Rapping on his window woke Robert up. Robert Senior peered in. Robert tossed his blankets aside and scrambled out of bed. He struggled with the window, his race car–covered pajama top riding up his tummy as he tugged, but finally he got the frame pulled about a quarter of the way up. Cold night air rushed into his closet-sized bedroom.
A thin rivulet of blood ran down the bridge of Robert Senior’s swollen nose. His knuckles were scraped raw. Sweat and liquor pinched Robert’s nostrils.

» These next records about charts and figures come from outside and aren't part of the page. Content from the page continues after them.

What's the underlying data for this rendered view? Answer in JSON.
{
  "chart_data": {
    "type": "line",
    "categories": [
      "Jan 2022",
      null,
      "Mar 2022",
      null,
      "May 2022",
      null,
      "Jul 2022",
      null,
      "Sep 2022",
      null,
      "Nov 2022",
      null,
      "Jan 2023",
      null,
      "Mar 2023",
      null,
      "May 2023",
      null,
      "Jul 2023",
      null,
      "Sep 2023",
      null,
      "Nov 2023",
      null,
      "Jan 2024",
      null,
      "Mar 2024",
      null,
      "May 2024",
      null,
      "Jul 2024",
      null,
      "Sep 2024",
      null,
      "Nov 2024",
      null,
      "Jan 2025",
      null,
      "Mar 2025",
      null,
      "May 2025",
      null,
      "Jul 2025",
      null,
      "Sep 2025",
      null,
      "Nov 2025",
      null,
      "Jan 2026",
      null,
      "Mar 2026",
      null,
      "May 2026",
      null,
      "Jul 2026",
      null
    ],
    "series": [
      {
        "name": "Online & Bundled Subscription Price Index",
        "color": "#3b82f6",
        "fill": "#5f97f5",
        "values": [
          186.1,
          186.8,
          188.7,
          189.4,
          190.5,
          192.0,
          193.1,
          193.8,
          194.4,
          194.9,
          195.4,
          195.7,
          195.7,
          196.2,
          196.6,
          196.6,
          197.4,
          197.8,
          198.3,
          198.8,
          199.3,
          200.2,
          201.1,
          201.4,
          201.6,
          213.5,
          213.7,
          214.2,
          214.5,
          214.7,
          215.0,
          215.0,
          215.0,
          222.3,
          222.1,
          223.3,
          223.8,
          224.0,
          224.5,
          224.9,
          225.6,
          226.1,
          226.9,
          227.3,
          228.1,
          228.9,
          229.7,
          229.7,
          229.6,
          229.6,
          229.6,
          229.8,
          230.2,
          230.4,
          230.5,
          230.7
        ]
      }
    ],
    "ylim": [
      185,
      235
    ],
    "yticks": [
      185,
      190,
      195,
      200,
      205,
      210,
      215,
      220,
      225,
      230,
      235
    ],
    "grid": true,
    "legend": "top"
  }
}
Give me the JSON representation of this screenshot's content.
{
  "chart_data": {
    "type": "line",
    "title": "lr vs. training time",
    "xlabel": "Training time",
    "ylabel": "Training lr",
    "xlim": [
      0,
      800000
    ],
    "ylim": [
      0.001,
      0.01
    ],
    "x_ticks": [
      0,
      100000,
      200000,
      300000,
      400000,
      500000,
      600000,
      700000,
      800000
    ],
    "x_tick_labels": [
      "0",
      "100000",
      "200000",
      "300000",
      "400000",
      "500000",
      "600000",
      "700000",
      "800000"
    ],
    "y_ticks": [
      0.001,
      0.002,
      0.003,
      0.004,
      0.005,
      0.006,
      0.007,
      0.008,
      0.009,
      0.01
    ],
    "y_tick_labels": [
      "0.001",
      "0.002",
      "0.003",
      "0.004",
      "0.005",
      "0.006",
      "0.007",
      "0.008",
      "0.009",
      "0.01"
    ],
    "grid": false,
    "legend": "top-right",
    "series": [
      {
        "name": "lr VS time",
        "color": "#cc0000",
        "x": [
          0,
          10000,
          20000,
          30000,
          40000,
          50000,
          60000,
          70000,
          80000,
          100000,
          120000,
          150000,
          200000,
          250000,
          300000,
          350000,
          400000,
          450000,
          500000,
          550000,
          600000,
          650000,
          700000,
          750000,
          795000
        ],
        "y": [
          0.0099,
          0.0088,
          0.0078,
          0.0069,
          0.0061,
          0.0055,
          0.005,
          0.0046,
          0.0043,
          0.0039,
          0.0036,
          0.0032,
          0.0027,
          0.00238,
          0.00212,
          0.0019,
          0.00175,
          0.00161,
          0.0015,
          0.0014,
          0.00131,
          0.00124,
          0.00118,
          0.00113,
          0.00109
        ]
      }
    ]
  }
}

Robert Senior looked hurriedly over his shoulder. “The cops are looking for me. I borrowed one of their cars. You should have seen the sheriff’s face! Got them good.” He chuckled and swung a thumb behind his shoulder. “Left it a ways back there. Think I hit a deer.”
Bright lights flashed over both of them, illuminating Robert Senior’s swollen, rubber Halloween mask face.
“They’re coming for me, boy!” His eyes lit up. His face flushed. He drummed on the windowsill, chuckling again. “I’m gonna have to make a run for it!”
“Run, Dad!” Robert yelled.
Robert Senior grinned at his son. He reached out and ruffled the boy’s hair with a sweaty palm.
Then he crashed into the woods, and Robert never saw him again. He never told Deb he’d spoken to his father that night. And when Deb said a few weeks later that Robert Senior was in jail in Seattle, the maximum-security prison this time, Robert decided she was wrong. Robert Senior was camping in the woods, where there was less trouble to get into.
* * *
Holt and O’Shay recovered the sheriff’s cruiser at the edge of the trees, its door flung open. Glass from a smashed headlight littered the asphalt. Scratches clawed the driver’s-side door. Holt reached inside to turn off the lights, still splashing blue and red over the trees.
A boot, Rob Kelley’s own dirt-crusted Timberland, lay on the cruiser floor. Like Rob had gnawed it off to free himself from a trap. Holt took a slim digital camera from his holster and began snapping photos. A long shot of the boot, tipped over, laces still tied. Close-up of the tread, to compare with any footprints they might find.
“Oh, shit,” O’Shay swore. Holt hustled over to the front of the cruiser, where O’Shay had been surveying the damage.
A body was splayed near the middle of the road.
Holt’s peripheral vision shrank. An arm, snapped and bent. A wrinkled hand, fingers stretching toward the car’s front right wheel. The head turned away from him, mercifully, so that all he could see was white hair sprouting beneath a ball cap.
Something gleaming in the road, a white island in a sea of maroon. A tooth.
Holt lunged backward and hung his head over the grass. He gagged and heaved, and finally spat bile into the dirt. O’Shay called for an ambulance, though they both knew it was far too late. Then he took the camera from Holt. When he was done taking pictures, O’Shay covered the body with a blanket from the cruiser’s trunk.
“Do you know who it is?” Holt asked.
“No. Could be a vagrant. No ID.” O’Shay pointed at the trees. “Rob’s that way. I just know it.”
“He told me he was a marine,” Holt said. A sour taste oozed down his throat. He peered into the woods. Broken pine boughs marked where Rob must have dived into the forest. Holt ran a hand down his own stubbled cheeks. Those needles must have torn up Rob’s face, his bare arms. Holt turned back to O’Shay. “Maybe he has survival training.”
“That’s bastard’s no marine!” O’Shay yelled. “He’s a drunk with a kid he doesn’t support. I’ve been hauling him in since he was fifteen years old. He disappeared in Seattle for a few years, probably making a complete pain in the ass of himself there, too. But he tells all kinds of stories about what he was up to. He’s a war vet. He’s a middle-weight boxer. He’s been crab fishing up in Alaska. I used to think I could help him. Don’t ever make that mistake. People like him just drag you down with them.” O’Shay spat toward the trees. “At least now he’ll have a true story to tell in jail.”
O’Shay returned to the car and popped the trunk. Holt took a few steps toward the trees. The curtain of needles could certainly hide a man. After all, it still held the bear that Holt had failed to trap.
He tried to forget this second fugitive lurking in the forest as O’Shay tossed him a thick jacket and a pair of gloves, and they parted the trees.